2. Performing also a Thermal Limits test, using a fixed write rate.
Why? Just to check the thermal throttling of the SSD. Some users may be in the scenario 2, but others may be in the scenario 1, or just want to know about it. That includes large corporate orders in which SSD may be used for extreme continuous loads.
Imagine that someone wants to fill the 8 TB external SSD with small, large o mixed files as soon as possible. Would that be possible, or would de device slow down so much as to take days, or even freeze, crash or reboot the Mac, as we have experienced with some SSD in the past? If working, how long would it take to fill the 8 TB drive?

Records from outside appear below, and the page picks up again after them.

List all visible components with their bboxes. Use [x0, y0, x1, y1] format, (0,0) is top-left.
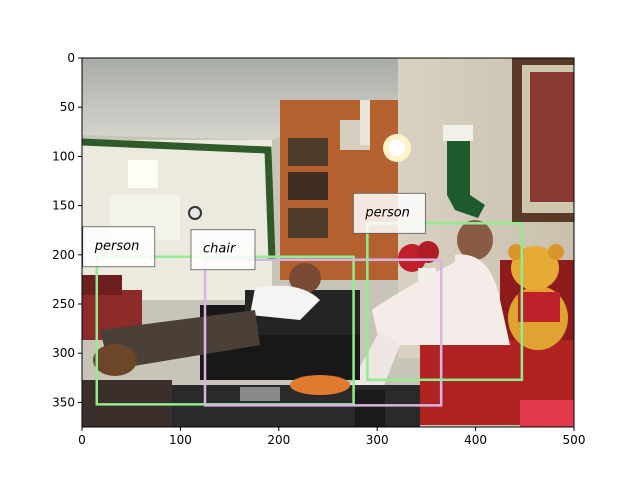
y-tick-label: 300 — [52, 346, 75, 360]
y-tick-label: 150 — [52, 199, 75, 213]
y-tick-label: 50 — [60, 100, 75, 114]
detection-box-chair — [203, 258, 443, 407]
x-tick-label: 300 — [366, 433, 389, 447]
x-tick-label: 400 — [464, 433, 487, 447]
photo — [82, 58, 574, 427]
detection-label: chair — [203, 242, 237, 257]
detection-label: person — [94, 239, 140, 254]
detections-layer: person chair person — [82, 192, 524, 407]
x-tick-label: 200 — [267, 433, 290, 447]
x-tick-label: 500 — [563, 433, 586, 447]
y-tick-label: 250 — [52, 297, 75, 311]
y-tick-label: 200 — [52, 248, 75, 262]
axes-frame — [81, 57, 575, 428]
detection-label-background — [190, 229, 256, 271]
detection-label-background — [352, 192, 426, 234]
x-tick-label: 100 — [169, 433, 192, 447]
y-tick-label: 0 — [67, 51, 75, 65]
detection-box-person — [366, 222, 524, 382]
x-tick-label: 0 — [78, 433, 86, 447]
y-tick-label: 350 — [52, 395, 75, 409]
detection-label-background — [82, 226, 156, 268]
detection-label: person — [364, 205, 410, 220]
y-axis: 0 50 100 150 200 250 300 350 — [52, 51, 82, 409]
y-tick-label: 100 — [52, 149, 75, 163]
x-axis: 0 100 200 300 400 500 — [78, 427, 585, 447]
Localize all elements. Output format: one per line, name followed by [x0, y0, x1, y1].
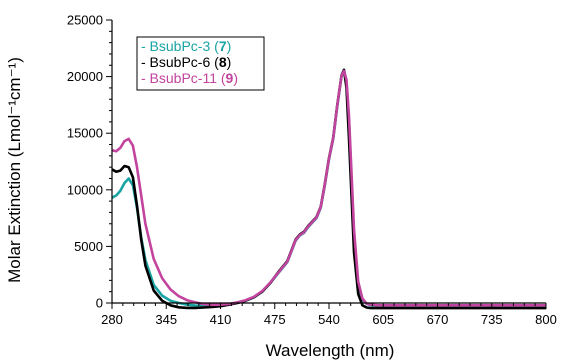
x-tick-label: 800 — [535, 312, 557, 327]
series-line-bsubpc-11 — [111, 69, 546, 307]
y-axis-title: Molar Extinction (Lmol⁻¹cm⁻¹) — [5, 57, 24, 283]
legend-box — [136, 36, 265, 91]
y-tick-label: 15000 — [67, 126, 103, 141]
legend: - BsubPc-3 (7)- BsubPc-6 (8)- BsubPc-11 … — [136, 36, 265, 91]
x-tick-label: 605 — [372, 312, 394, 327]
series-layer — [111, 68, 547, 310]
x-tick-label: 410 — [210, 312, 232, 327]
legend-entry: - BsubPc-11 (9) — [141, 70, 238, 86]
y-tick-label: 20000 — [67, 69, 103, 84]
x-tick-label: 280 — [101, 312, 123, 327]
axes-layer: 0 5000 10000 15000 20000 25000 280 345 410 475 540… — [67, 13, 557, 328]
x-axis-title: Wavelength (nm) — [266, 341, 395, 360]
y-tick-label: 5000 — [74, 239, 103, 254]
legend-entry: - BsubPc-3 (7) — [141, 38, 231, 54]
x-tick-label: 475 — [264, 312, 286, 327]
series-line-bsubpc-6 — [111, 68, 546, 310]
y-tick-label: 0 — [96, 296, 103, 311]
x-tick-label: 670 — [427, 312, 449, 327]
legend-entry: - BsubPc-6 (8) — [141, 54, 231, 70]
series-line-bsubpc-3 — [111, 68, 547, 308]
x-tick-label: 345 — [155, 312, 177, 327]
y-tick-label: 25000 — [67, 13, 103, 28]
x-tick-label: 540 — [318, 312, 340, 327]
x-tick-label: 735 — [481, 312, 503, 327]
y-tick-label: 10000 — [67, 182, 103, 197]
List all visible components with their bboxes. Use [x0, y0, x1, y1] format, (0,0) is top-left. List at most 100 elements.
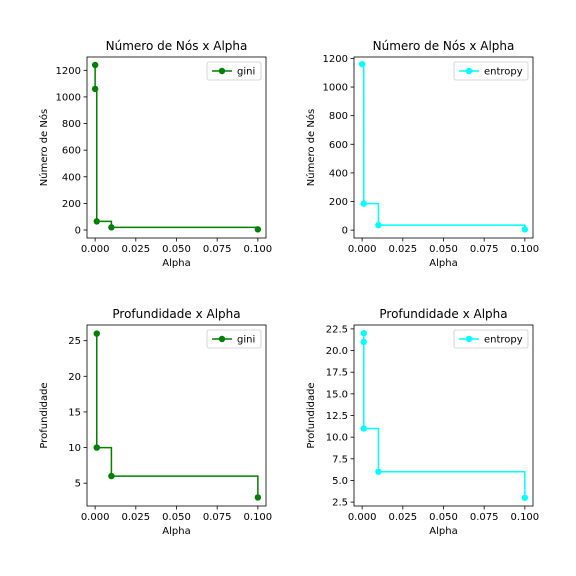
legend-marker: [218, 335, 226, 343]
data-point: [521, 494, 529, 501]
chart-title: Profundidade x Alpha: [112, 307, 240, 321]
chart-title: Profundidade x Alpha: [379, 307, 507, 321]
x-tick-label: 0.000: [348, 244, 377, 255]
x-axis-label: Alpha: [429, 258, 457, 269]
y-tick-label: 800: [329, 111, 348, 122]
y-tick-label: 12.5: [326, 411, 348, 422]
y-tick-label: 600: [329, 140, 348, 151]
y-tick-label: 22.5: [326, 324, 348, 335]
chart-title: Número de Nós x Alpha: [106, 39, 248, 53]
y-tick-label: 0: [75, 226, 81, 237]
data-point: [360, 330, 367, 337]
y-tick-label: 15.0: [326, 389, 348, 400]
legend-label: entropy: [484, 67, 523, 78]
axes-frame: [353, 324, 534, 507]
x-tick-label: 0.050: [429, 512, 458, 523]
y-tick-label: 25: [68, 336, 81, 347]
x-tick-label: 0.000: [348, 512, 377, 523]
data-point: [91, 61, 99, 69]
data-point: [360, 425, 367, 432]
legend: entropy: [453, 61, 529, 81]
data-point: [254, 226, 262, 233]
subplot-2: Número de Nós x Alpha 0.000 0.025 0.050 0.07…: [305, 39, 539, 269]
chart-title: Número de Nós x Alpha: [373, 39, 515, 53]
x-tick-label: 0.075: [203, 244, 232, 255]
axes-frame: [353, 56, 534, 239]
data-point: [375, 468, 382, 475]
y-tick-label: 15: [68, 407, 81, 418]
subplot-1: Número de Nós x Alpha 0.000 0.025 0.050 0.07…: [38, 39, 272, 269]
x-axis-label: Alpha: [162, 526, 190, 537]
x-tick-label: 0.075: [470, 512, 499, 523]
axes-frame: [86, 324, 267, 507]
axes-frame: [86, 56, 267, 239]
y-tick-label: 800: [62, 119, 81, 130]
legend-marker: [218, 67, 226, 75]
y-axis-label: Profundidade: [306, 382, 317, 448]
data-point: [521, 226, 529, 233]
y-tick-label: 2.5: [332, 498, 348, 509]
x-tick-label: 0.100: [244, 512, 273, 523]
data-point: [360, 338, 367, 346]
y-tick-label: 1200: [323, 54, 348, 65]
y-tick-label: 200: [62, 199, 81, 210]
y-tick-label: 10: [68, 443, 81, 454]
y-tick-label: 20.0: [326, 346, 348, 357]
x-tick-label: 0.025: [388, 512, 417, 523]
legend-marker: [465, 335, 473, 343]
x-tick-label: 0.050: [429, 244, 458, 255]
y-tick-label: 17.5: [326, 368, 348, 379]
legend: gini: [206, 329, 262, 349]
subplot-3: Profundidade x Alpha 0.000 0.025 0.050 0.075…: [39, 307, 272, 537]
y-axis-label: Número de Nós: [38, 109, 50, 186]
y-tick-label: 5.0: [332, 476, 348, 487]
data-point: [358, 60, 366, 68]
x-tick-label: 0.000: [81, 244, 110, 255]
x-axis-label: Alpha: [162, 258, 190, 269]
x-tick-label: 0.075: [470, 244, 499, 255]
legend-label: entropy: [484, 335, 523, 346]
data-point: [93, 330, 100, 337]
legend-label: gini: [237, 335, 255, 346]
x-tick-label: 0.075: [203, 512, 232, 523]
x-tick-label: 0.100: [244, 244, 273, 255]
data-point: [91, 85, 99, 93]
x-tick-label: 0.050: [162, 512, 191, 523]
x-tick-label: 0.025: [121, 512, 150, 523]
y-tick-label: 20: [68, 372, 81, 383]
x-tick-label: 0.050: [162, 244, 191, 255]
y-tick-label: 10.0: [326, 433, 348, 444]
y-tick-label: 5: [75, 479, 81, 490]
y-tick-label: 0: [342, 226, 348, 237]
series-line-gini: [96, 333, 259, 498]
y-tick-label: 400: [329, 168, 348, 179]
y-tick-label: 400: [62, 172, 81, 183]
legend: entropy: [453, 329, 529, 349]
x-tick-label: 0.025: [121, 244, 150, 255]
data-point: [254, 494, 262, 501]
subplot-4: Profundidade x Alpha 0.000 0.025 0.050 0.075…: [306, 307, 539, 537]
data-point: [108, 472, 115, 480]
y-axis-label: Profundidade: [39, 382, 50, 448]
legend-label: gini: [237, 67, 255, 78]
legend: gini: [206, 61, 262, 81]
data-point: [108, 224, 115, 231]
x-tick-label: 0.000: [81, 512, 110, 523]
data-point: [375, 221, 382, 229]
data-point: [93, 218, 100, 225]
y-tick-label: 1000: [56, 92, 81, 103]
x-tick-label: 0.100: [511, 512, 540, 523]
x-tick-label: 0.100: [511, 244, 540, 255]
x-axis-label: Alpha: [429, 526, 457, 537]
y-tick-label: 1200: [56, 66, 81, 77]
data-point: [93, 444, 100, 451]
y-tick-label: 1000: [323, 83, 348, 94]
data-point: [360, 200, 367, 207]
legend-marker: [465, 67, 473, 75]
y-tick-label: 7.5: [332, 454, 348, 465]
y-axis-label: Número de Nós: [305, 109, 317, 186]
y-tick-label: 200: [329, 197, 348, 208]
y-tick-label: 600: [62, 146, 81, 157]
x-tick-label: 0.025: [388, 244, 417, 255]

Devices should be tested as they are sold by manufacturers, which may include or not thermal protection. So, the only way to know if a particular SSD has thermal throttling is to test it. Both with low and extreme high load. Then, let the users decide, depending on their use and preferences. Information is good and it is great when such information shows on reviews. Choices are good. That is the reason of my question.

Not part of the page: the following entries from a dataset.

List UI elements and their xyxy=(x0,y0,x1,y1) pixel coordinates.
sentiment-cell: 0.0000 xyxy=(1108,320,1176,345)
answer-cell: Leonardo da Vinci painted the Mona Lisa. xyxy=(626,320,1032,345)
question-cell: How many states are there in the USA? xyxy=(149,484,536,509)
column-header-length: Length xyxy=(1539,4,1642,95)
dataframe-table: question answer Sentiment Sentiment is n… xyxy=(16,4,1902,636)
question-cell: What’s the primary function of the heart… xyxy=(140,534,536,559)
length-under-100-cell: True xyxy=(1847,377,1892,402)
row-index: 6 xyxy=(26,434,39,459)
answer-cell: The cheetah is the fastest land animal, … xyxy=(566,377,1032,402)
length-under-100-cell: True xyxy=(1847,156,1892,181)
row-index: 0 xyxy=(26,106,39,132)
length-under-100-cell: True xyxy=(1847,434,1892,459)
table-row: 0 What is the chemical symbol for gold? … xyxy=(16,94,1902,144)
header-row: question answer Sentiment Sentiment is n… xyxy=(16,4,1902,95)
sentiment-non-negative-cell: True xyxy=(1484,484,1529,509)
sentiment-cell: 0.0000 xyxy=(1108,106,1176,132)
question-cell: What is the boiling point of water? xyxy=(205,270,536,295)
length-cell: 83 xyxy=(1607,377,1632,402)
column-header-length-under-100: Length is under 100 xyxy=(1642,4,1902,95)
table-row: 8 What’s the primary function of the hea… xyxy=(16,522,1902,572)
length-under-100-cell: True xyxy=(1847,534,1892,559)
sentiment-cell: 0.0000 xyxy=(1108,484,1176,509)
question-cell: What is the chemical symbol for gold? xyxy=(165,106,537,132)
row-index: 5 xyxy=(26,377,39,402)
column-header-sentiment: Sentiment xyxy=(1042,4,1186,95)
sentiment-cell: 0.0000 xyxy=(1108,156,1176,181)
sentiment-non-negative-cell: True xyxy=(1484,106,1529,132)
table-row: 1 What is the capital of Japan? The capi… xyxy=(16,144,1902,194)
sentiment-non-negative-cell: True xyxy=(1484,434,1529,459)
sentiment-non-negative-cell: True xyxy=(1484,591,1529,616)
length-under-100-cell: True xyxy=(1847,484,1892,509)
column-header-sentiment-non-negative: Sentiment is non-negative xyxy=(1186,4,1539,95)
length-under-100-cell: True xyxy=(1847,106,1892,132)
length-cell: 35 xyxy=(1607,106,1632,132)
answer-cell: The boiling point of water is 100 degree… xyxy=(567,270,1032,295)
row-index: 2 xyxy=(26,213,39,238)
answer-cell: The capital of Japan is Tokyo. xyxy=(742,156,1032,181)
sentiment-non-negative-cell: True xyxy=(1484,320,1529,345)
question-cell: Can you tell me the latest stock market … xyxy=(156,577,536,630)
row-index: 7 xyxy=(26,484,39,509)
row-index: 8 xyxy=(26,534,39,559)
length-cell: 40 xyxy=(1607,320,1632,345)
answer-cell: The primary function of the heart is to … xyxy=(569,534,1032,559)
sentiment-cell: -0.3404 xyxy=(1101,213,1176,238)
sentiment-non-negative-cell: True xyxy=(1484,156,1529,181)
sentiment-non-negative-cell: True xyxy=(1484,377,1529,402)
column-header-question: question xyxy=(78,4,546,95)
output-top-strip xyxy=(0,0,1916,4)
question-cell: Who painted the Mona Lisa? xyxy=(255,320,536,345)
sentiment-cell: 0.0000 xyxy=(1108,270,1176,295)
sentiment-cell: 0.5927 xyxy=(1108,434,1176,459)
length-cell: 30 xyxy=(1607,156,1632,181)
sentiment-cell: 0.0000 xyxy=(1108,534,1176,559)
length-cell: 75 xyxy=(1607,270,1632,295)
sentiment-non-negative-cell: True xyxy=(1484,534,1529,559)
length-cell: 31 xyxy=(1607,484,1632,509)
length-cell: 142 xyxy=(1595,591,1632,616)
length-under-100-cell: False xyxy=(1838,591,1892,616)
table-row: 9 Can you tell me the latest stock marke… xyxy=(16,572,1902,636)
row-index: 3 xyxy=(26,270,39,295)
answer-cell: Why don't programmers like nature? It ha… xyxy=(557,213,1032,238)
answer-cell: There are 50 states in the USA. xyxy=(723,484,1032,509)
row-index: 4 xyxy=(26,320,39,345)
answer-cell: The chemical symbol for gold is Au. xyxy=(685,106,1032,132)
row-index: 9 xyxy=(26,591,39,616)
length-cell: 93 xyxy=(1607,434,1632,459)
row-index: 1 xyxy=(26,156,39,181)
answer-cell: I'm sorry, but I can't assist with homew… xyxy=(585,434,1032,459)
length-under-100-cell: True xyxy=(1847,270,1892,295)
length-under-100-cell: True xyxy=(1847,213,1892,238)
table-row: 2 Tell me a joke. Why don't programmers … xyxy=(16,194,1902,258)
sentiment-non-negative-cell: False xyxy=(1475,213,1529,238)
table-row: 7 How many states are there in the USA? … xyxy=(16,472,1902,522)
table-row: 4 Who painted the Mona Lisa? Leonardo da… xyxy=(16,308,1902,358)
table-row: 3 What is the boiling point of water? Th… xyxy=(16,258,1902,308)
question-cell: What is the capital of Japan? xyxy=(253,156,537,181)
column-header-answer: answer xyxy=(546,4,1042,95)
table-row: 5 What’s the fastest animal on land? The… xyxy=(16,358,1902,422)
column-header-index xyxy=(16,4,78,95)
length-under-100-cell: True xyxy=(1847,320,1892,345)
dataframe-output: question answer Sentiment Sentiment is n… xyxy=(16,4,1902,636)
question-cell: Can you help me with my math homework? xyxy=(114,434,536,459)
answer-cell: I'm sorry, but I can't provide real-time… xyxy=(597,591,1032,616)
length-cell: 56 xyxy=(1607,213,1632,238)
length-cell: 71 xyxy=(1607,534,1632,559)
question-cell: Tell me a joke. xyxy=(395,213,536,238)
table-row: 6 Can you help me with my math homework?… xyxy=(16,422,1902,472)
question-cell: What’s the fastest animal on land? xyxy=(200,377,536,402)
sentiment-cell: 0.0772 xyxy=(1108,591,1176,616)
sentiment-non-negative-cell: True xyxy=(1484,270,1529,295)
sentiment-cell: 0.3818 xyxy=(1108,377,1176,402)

I understand what the purpose is very well but there is no need as this is a portable Tbt3 device that has more than sufficient passive cooling atttached to it. The tests others have done are simply on bare SSDs. Sorry that I cannot assist any further. Trust me when i say that if there was any thermal throttling to be seen, I would have seen it in my testing. None. I have never seen such out of ANY TbT 3 SSD and this is because it is significantly lower in reads and especially writes than SSDs installed in systems.

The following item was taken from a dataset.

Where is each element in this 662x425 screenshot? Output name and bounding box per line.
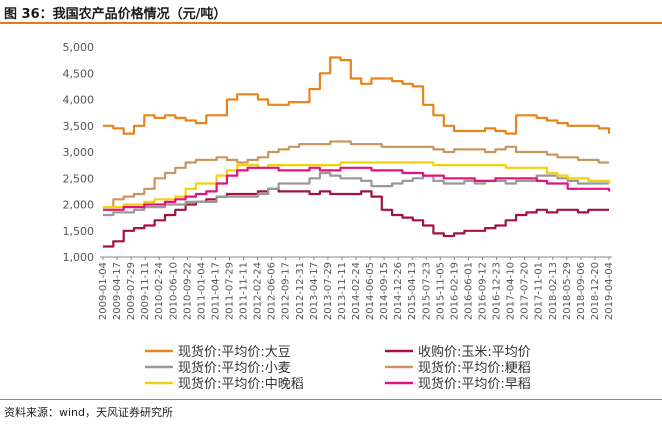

Thanks for the information. In our experience, most thermal throttling issues arise with external devices (and mostly with PCIe NVMe than with SATA), since internal ones usually have better cooling aids, including the complete computer enclosure. Think for instance on a MacBook or iMac aluminium body, actually working as giant heat sinks, besides the large volume and big fans inside.
I have been talking to some SSD manufacturers these days, and they say that they do not have released such large-capacity external portable SSD yet because of such thermal throttling problems. They are thinking on doing it with SATA disks first, which are less prone to thermal throttling than PCIe NVMe, and then with the latter, once they fix the thermal throttling problems, but they are not sure that they could do it. So, it seems that there is a real technological problem here.
It gets extraordinarily hot. I had two occasions on which to clone my MacBook Pro’s 8TB SSD to the QTRM-Q. The first occasion resulted in the failure of the drive, whose case reached temperatures as high as 171F. I bought a second XTRM-Q – which, fortunately, seems to work just fine – however case temperatures during large transfers consistently reach ~160F.
Yes, those readings are accurate.
Real world transfers over Thunderbolt 3 max out in the 1900s MB/s, both read and write. For comparison, the 4TB XTRM max out around 2,500 MB/s read, 2,400 MB/s write.
DriveDx reports that the disk does not thermally throttle, and I have not found that transfer speeds are in any way related to heat…. aside from, of course, heat killing the controller. Or whatever happened with my first 8TB XTRM-Q.
The failed drive went back to Sabrent. The exchange was accompanied by an unasked-for and surprisingly generous goodwill gesture by Sabrent, and I asked that they let me know what they find with the failed drive.
We’ll see.
Hi Jay – How has your experience been with the replacement they sent you? Have you had any more problems? Did they ever tell you what happened to the first drive that made it fail?
are you sure there are no screws behind the rubber feet? Hard to imagine they would seal/weld it shut.
It is secured by a screw under the round branding badge which has been stuck there with adhesive.
hey are you sure there are no screws behind the rubber feet? So weird they would seal/weld it shut like that.